The fusion or attachment/hitchhiking event between EMVs and circulating erythrocytes, which has already occurred 2 hours post-administration, is highly important for the advancement and optimization of biodistribution techniques. A common method used to determine the presence of fluorescently labeled siRNA in mice is monitoring the remaining fluorescence of the labeled carrier in the mouse whole body at fixed time points via equipment such as the IVIS.^118,119 This technique, even if fast, does not focus on the tissue level. Murine and human red blood cells are prone to membrane fusion with synthetic liposomes,^120,121 but fusion with EVs, exosomes, or membrane-derived artificial vesicles has never been reported. Moreover, red blood cells are known to adsorb, on their outer layers, a variety of artificial nanoparticles in the absence of plasma proteins;^122,123 unfortunately, investigations of putative hitchhiking or membrane fusion of EMVs with red blood cells are outside the scope of this paper.

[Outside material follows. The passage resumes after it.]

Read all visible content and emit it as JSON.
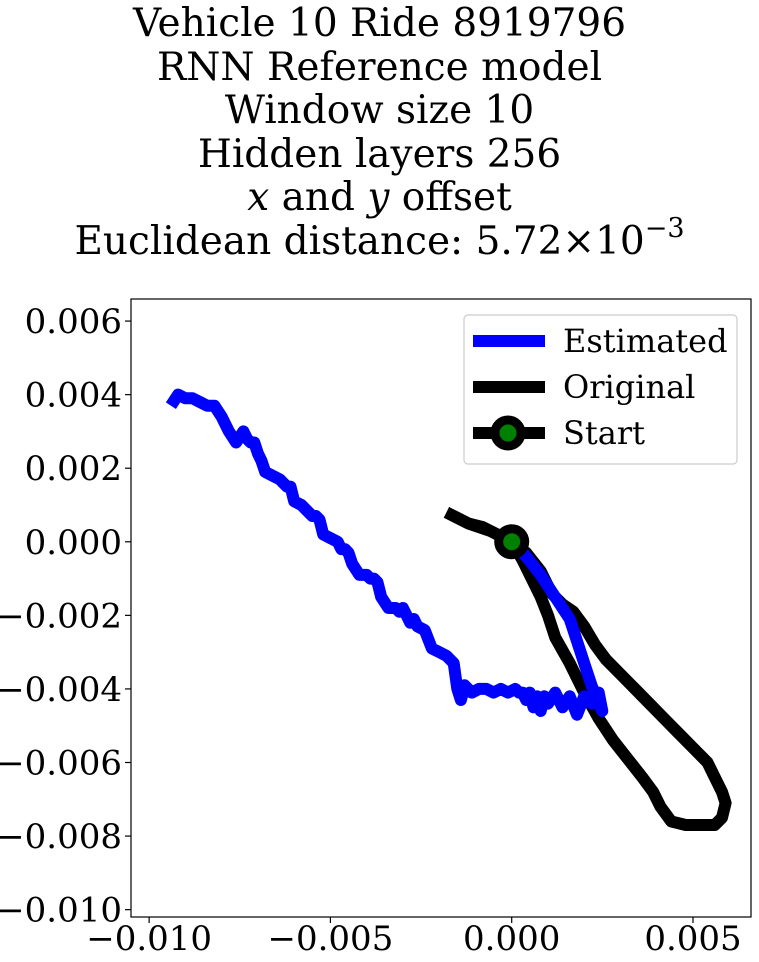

We also characterized the best storage option of our DCC-siRNA-EMVs to evaluate the most cost/effective storage option for long-term potential treatment. We concluded that disaccharides—sucrose and trehalose—are our system’s best cryolyoprotectant, leading to minimal payload loss upon rehydration. Sucrose FD-DCC-siRNA-EMVs retained the ability to induce RNA interference (Figure 6). Upon storage at 4°C, the EMVs caused phospholipid loss over time and a significant increase in size. Such storage lesions have already been reported for whole red blood cells and are connected to oxidative stress and subsequent EVs release.¹²⁴ As reported in,¹²⁵ larger extracellular vesicles may arise from the fusion of smaller protein/lipid complexes released during the early stages of storage. These data, taken together with the findings of siRNA leakage upon storage, lead us to speculate that a budding mechanism, similar to that observed for whole RBCs, is maintained in EMVs. An inner membrane-bound proteasome has been previously reported^59,126 and confirmed in⁵ and,¹²⁷ and despite being the main target of hemoglobin, it can also digest Band 3 and glycophorin A proteins, thus explaining the colloidal instability of stored EMVs and the presence of storage lesions. However, whether this protease activity might play a role in transfection efficiency and tumor ECM diffusion has yet to be elucidated.

Conclusion

Red blood cells are the ideal starting material for a biomimetic and biocompatible nanodelivery system with low immunogenicity and prolonged circulation time. Additionally, the intriguing mechanical properties of their cytoskeleton lead to interesting soft-matter stiff nanoparticles. We developed an easy and repeatable procedure that allowed us to obtain a high encapsulation efficiency of a therapeutic nucleic acid, siRNA, in a relatively short amount of time. Despite relying only on passive targeting, our erythrocyte membrane vesicles, in vivo, had a remarkable circulation time and safely delivered their payload to tumors. The passive high accumulation of these objects in the lungs may lead to the development of new therapies for lung cancer. We were therefore able to develop a simple, cost-effective, therapeutic nucleic acid carrier that is also prone to easy scaling-up. Most importantly, the patient’s own blood might be used, avoiding immune reactions, for actual personalized medicine. As of 2024, many nanoparticle-siRNA formulations (such as CALAA-01, ARC-520) fail in clinical translation due to off-site accumulation and knock-down of off-target mRNAs, insufficient gene knock-down in target tissue, and hepatic or kidney toxicity. Therefore, for a successful drug approval, not only the TNA sequence must be carefully tailored and chemically modified (incorporation of locked-nucleic acids, methylation of the guide strand in position 2)¹²⁸ to avoid unwanted knockdown, but also carrier tropism needs careful tuning to ensure the lowest possible effective dose without significant side effects. Future developments for these carriers will include active targeting tumor sites, to avoid healthy cells accumulation, and simultaneous loading to a reporter agent to obtain an all-in-one theranostic agent. Furthermore, we aim to quantitatively investigate the correlation between soft-matter nanoparticle shapes and their tissue penetration.